Creative Cadence
Design for lone marketers

Views from the studio

Views from the studio

Six things I said I’d do in 2017 … did I accomplish them?

Photo by  Facundo Aranda  via Unsplash

Photo by Facundo Aranda via Unsplash

In my final thoughts blog post at the end of 2016, I foolishly set six things that I hoped to achieve in 2017 … so how did I do?

1. Designing and building a new website for Creative Cadence

Yes! A big thumbs up and a green tick on this one. The new website was launched at the end of September – a whole three months before the end of the year! I’ve had some great feedback from it so far and really hope that it speaks more directly to my target audience than the old site did. I’ve also tried to be clearer in terms of the ways I can help people and by giving better example case studies of how this has happened in the past. I’d still love to know what you think, especially if there's any improvements you can suggest. A website is never truly finished after all!

Digital design is like painting, except the paint never dries.
— Neville Brody

2. Asking for more help

I think this gets a tick from the point of view of the new website. I’ve begun to value other people’s expertise much more, in the same way that my clients do mine. When I designed and built my first website over four years ago, I did everything myself, including writing the content. 

For the new website I sought the help of the wonderful Valuable Content, and, through them, the help of some of my existing clients. Through client interviews Sonja and Sharon at Valuable Content really got through to the nuts and bolts of why clients use me for their design work and the value which they think I add to their business. This, in turn, helped direct the content and structure of the new site. It’s also helped me to know who I’m talking to and what I’m talking to them about.

Thanks also go out to Amanda Thomas for helping me with lovely bespoke photography for the site and Jenny Lewis of Adminosaurus for helping transcribe the client telephone interviews.

Asking for help isn’t a sign of weakness, it’s a sign of strength.
— Barack Obama

3. More collaboration, less isolation

I’ve continued to design more websites for clients this year, involving further collaboration with web developers, as well as the clients themselves. I also employed the talents of lovely photographer Amanda Thomas for some great bespoke images for my own website. I could have trawled the free stock library image sites, but why use something hundreds of other people may already have used?

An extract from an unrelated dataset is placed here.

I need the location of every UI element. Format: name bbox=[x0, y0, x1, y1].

A challenge for next year is that I’d love to work more with photographers and copywriters on client work. Budget is always an issue, but it really helps give a much more bespoke and relevant feel to the content within a piece of design. Anybody want to work with me on this?

As people think and work together, a fabric of shared meaning comes into being.
— Harrison Owen | The Power of Spirit: How Organizations Transform

4. Project management wizardry

Aaagh! Still a frustration this year. The problem I’m finding is that everyone needs to turn up to the party for it to work, which unfortunately, rarely happens. There are lots of snazzy tools out there, such as Trello and Gather Content, but when it’s something slightly out of the ordinary from the usual workflow, it’s hard to change people’s habits. The tool of choice still ends up being phone and email, but it’s so much harder to keep track of projects this way. 

What do you find works for you? Any suggestions or experiences would be greatly received.

Managing to have a sense of humour makes it a lot easier to manage people.
— Steve Wilson

5. A clearer pathway to purchase

This still needs work. The new website intended to give potential clients a clearer idea of what I do and for whom. However, in a recent end-of-year summary meeting with my Watertight Marketing accountability partner Ros Conkie it became clear that it would be beneficial to have some upfront examples of set costs for, say, different levels of brand identity work. Giving people a clearer idea straight away of the potential costs involved, would help them towards a path to purchase and help people decide if they had the necessary budget before we meet.

We have no such thing as a budget anymore. Our manager freaks when we show him the bill. We’re lavish to the bone, but all our money goes back into the product.
— Freddie Mercury

6. Try something new that doesn’t involve work

Finally, at the end of last year I mentioned I’d booked a block of ten guitar lessons at the Bristol Folk House. Well, I did that course, really enjoyed it and stuck with it through another 22 lessons on top of that! I can now bash out a few tunes (slowly mind) and have booked again for the new year. On a mindfulness note, doing something that’s so completely different from work, with complete strangers (who are now friends) has really helped. Even picking up the guitar at home for just five minutes is relaxing (for me, anyway, not necessarily the family!)

But can I play that intro to The Waterboys Fisherman’s Blues I promised myself this time last year? As you’ll see below, it needs work – mainly speeding up that change from G to F … but at least I’m accountable for the fact I'm trying!

So … what new thing are you going to try in 2018? … I’m pondering yoga next. ;–)

After I saw Jimmy Hendrix play, I just went home and wondered what the f*** I was going to do with my life.
— Jeff Beck

Too many people to mention and thank again this year – but for all the recommendations, shout-outs, social media follows, comments and likes – you know who you are. Thank you.